“Imagine, every single one of them up to Mr. Big; yes, the czar himself takes bribes. Don’t be shocked—Mr. Big accepts them too, if he gets an offer. What’s that? You don’t believe me? You’re all laughing, eh? Well, have fun . . . Ready now? Have you all laughed yourself dry? Now gather round me, brother Jews, and listen to a story that happened a long time ago to my grandfather, may he rest in peace. It happened in the good old days when Czar Nich was boss....”
Sholem Aleichem’s work is the heart and soul of Yiddish literature. To most he is the genius behind Fiddler on the Roof. He is a great writer, his stories, mostly about Eastern European Jews are wise, delightful, often hilarious and very wise. Mark Twain on meeting Aleichem told him people often call him “The American Sholem Aleichem”
“Happy New Year” is set on a Russian train, as are numerous of his stories. Many of the stories are structured as one person telling others on the train a story, maybe a bit apocryphal but anchored in real life events. Jews could talk freely as the Goyim on the train could not understand Yiddish.
Our narrator is repeating a story his grandfather told. It seems a New Czarist official had taken over the area in which the family lived. To everyone’s shock, he won’t take a bribe! Unheard of, even “The Big Man”, the Tsar takes bribes, it is how things are done. His grandfather went to a highly regarded Rabbi for advise. I don’t want to spoil the delightful plot but the grandfather ends up smoking a cigar and having tea with the Tsar and a new bribery friendly official is soon put in place.
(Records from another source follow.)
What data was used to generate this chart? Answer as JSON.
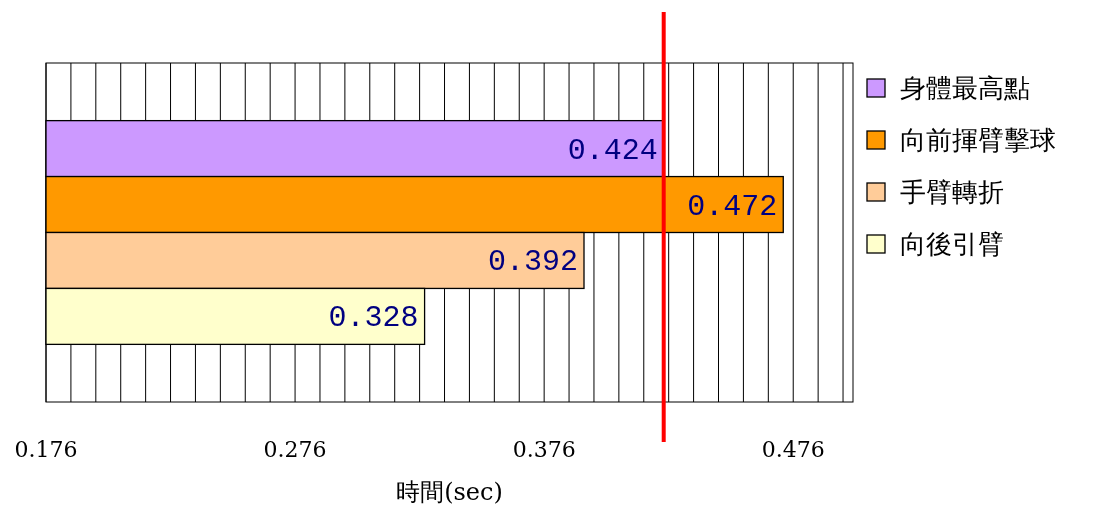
{
  "chart_data": {
    "type": "bar",
    "orientation": "horizontal",
    "xlabel": "時間(sec)",
    "categories": [
      null
    ],
    "series": [
      {
        "name": "身體最高點",
        "color": "#cc99ff",
        "values": [
          0.424
        ]
      },
      {
        "name": "向前揮臂擊球",
        "color": "#ff9900",
        "values": [
          0.472
        ]
      },
      {
        "name": "手臂轉折",
        "color": "#ffcc99",
        "values": [
          0.392
        ]
      },
      {
        "name": "向後引臂",
        "color": "#ffffcc",
        "values": [
          0.328
        ]
      }
    ],
    "xlim": [
      0.176,
      0.5
    ],
    "xticks": [
      {
        "value": 0.176,
        "label": "0.176"
      },
      {
        "value": 0.186,
        "label": null
      },
      {
        "value": 0.196,
        "label": null
      },
      {
        "value": 0.206,
        "label": null
      },
      {
        "value": 0.216,
        "label": null
      },
      {
        "value": 0.226,
        "label": null
      },
      {
        "value": 0.236,
        "label": null
      },
      {
        "value": 0.246,
        "label": null
      },
      {
        "value": 0.256,
        "label": null
      },
      {
        "value": 0.266,
        "label": null
      },
      {
        "value": 0.276,
        "label": "0.276"
      },
      {
        "value": 0.286,
        "label": null
      },
      {
        "value": 0.296,
        "label": null
      },
      {
        "value": 0.306,
        "label": null
      },
      {
        "value": 0.316,
        "label": null
      },
      {
        "value": 0.326,
        "label": null
      },
      {
        "value": 0.336,
        "label": null
      },
      {
        "value": 0.346,
        "label": null
      },
      {
        "value": 0.356,
        "label": null
      },
      {
        "value": 0.366,
        "label": null
      },
      {
        "value": 0.376,
        "label": "0.376"
      },
      {
        "value": 0.386,
        "label": null
      },
      {
        "value": 0.396,
        "label": null
      },
      {
        "value": 0.406,
        "label": null
      },
      {
        "value": 0.416,
        "label": null
      },
      {
        "value": 0.426,
        "label": null
      },
      {
        "value": 0.436,
        "label": null
      },
      {
        "value": 0.446,
        "label": null
      },
      {
        "value": 0.456,
        "label": null
      },
      {
        "value": 0.466,
        "label": null
      },
      {
        "value": 0.476,
        "label": "0.476"
      },
      {
        "value": 0.486,
        "label": null
      },
      {
        "value": 0.496,
        "label": null
      }
    ],
    "grid": "x",
    "legend": "right",
    "data_labels": true,
    "ref_lines": [
      {
        "axis": "x",
        "value": 0.424,
        "color": "#ff0000"
      }
    ]
  }
}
Sholem Aleichem, the pseudonym of a Russified Jewish intellectual named Solomon Rabinovitz (1859–1916), created many of the most enduring works of modern Yiddish fiction. Born in Pereyaslav, Ukraine, he received a traditional education and lived in Kiev and Odessa before immigrating to New York City. Upon his death in 1916, the New York Times published a front-page obituary, memorializing him as “the Jewish Mark Twain.” More than 100,000 people attended his funeral procession, making it the largest New York City had ever seen. His humorous representations of the rhythms of Yiddish-speaking Eastern European Jewish life have had a lasting influence on modern Jewish literary traditions.
Curt Leviant is the translator of Sholem Aleichem, Chaim Grade, I. B. Singer, and Avrom Reisen, and the author of ten critically acclaimed works of fiction, the most recent of which are King of Yiddish and Kafka’s Son. His novels have been translated into seven European languages and into Hebrew and Turkish. But not yet into Yiddish.
I read this in the 2018 Pakn Treger Translation Issue, published by the Yiddish Book Center.
I really enjoyed this story and I thank Curt Leviant for this elegant translation.
Mel u
4 comments:
Mel, thanks for this intro to Sholem Aleichem. I will plan to read some of his classic short stories.
I like stories like this set on trains, and especially the idea that the characters in this story can speak freely, so there's a sense of freedom in the travelling and in the conversations. I feel like there are quite a few characters in Mavis Gallant and Alice Munro that take the train too.
Suko, I hope you get to read a few of his stories. He is very talented and versitle.
Buried in Print. Katherine Mansfield also set some of her stories on trains.